Though Smart measured a bit shorter than expected at the predraft combine, at 6-foot-3¼, he weighs 227 pounds and has the thick, bruising frame of a linebacker. His massive wingspan also enhances both his attack-the-rim offense and his passion for physical defense.

But this should sound interesting and cautiously familiar: His perimeter shooting is inconsistent, partly because of poor decision-making, and he is regarded as more of a scorer than pass-first floor leader. He returned to Oklahoma State for a sophomore season, he said, to improve his jumper and refine his playmaking skills.

“If somebody got hot, we had a tendency to watch and see what they were going to do next,” Smart said. “One reason I went back was to learn the point-guard position a lot more, control the sport, learn to take control.”
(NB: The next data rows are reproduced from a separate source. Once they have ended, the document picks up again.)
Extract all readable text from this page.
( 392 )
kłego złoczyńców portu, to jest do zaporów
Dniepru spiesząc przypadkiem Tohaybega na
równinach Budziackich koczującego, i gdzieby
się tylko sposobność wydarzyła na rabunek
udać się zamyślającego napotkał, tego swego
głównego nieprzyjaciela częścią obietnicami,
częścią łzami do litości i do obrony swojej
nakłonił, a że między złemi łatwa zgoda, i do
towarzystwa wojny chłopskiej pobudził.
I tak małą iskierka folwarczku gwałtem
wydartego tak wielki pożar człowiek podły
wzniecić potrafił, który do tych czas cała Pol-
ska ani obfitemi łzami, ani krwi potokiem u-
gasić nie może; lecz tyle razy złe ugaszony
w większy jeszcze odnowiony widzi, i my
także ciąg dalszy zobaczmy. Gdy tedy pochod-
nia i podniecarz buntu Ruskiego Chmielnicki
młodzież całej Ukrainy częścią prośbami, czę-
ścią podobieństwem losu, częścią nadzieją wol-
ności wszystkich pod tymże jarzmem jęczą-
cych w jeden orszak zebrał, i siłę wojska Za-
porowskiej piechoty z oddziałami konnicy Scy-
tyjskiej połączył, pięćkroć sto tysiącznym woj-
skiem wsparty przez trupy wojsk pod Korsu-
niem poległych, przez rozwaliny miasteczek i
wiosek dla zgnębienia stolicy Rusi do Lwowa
Asked about the possibility of directing a team anchored by center DeMarcus Cousins, Smart smiled and seemed intrigued.

“I could see myself fitting very well,” he said. “Somebody without personality is like talking to a tree. You don’t want to sit there and talk to a tree or play with a tree for hours. You want somebody that makes you laugh, keeps things spontaneous …”

For the foreseeable future, no conversation about Smart can end without mention of his three-game suspension for shoving a Texas Tech fan he accused of shouting a racial slur. Smart declined to offer details, other than to say he has put the matter behind him.

Bratz was more expansive, even protective.

“He’s a top-of-the-line kid,” he added. “We asked him about it in the interview. He was very forthcoming. That’s something he would probably take back. (But) you put yourself in that situation, who knows how you might respond? I don’t know any team that will use that against him.”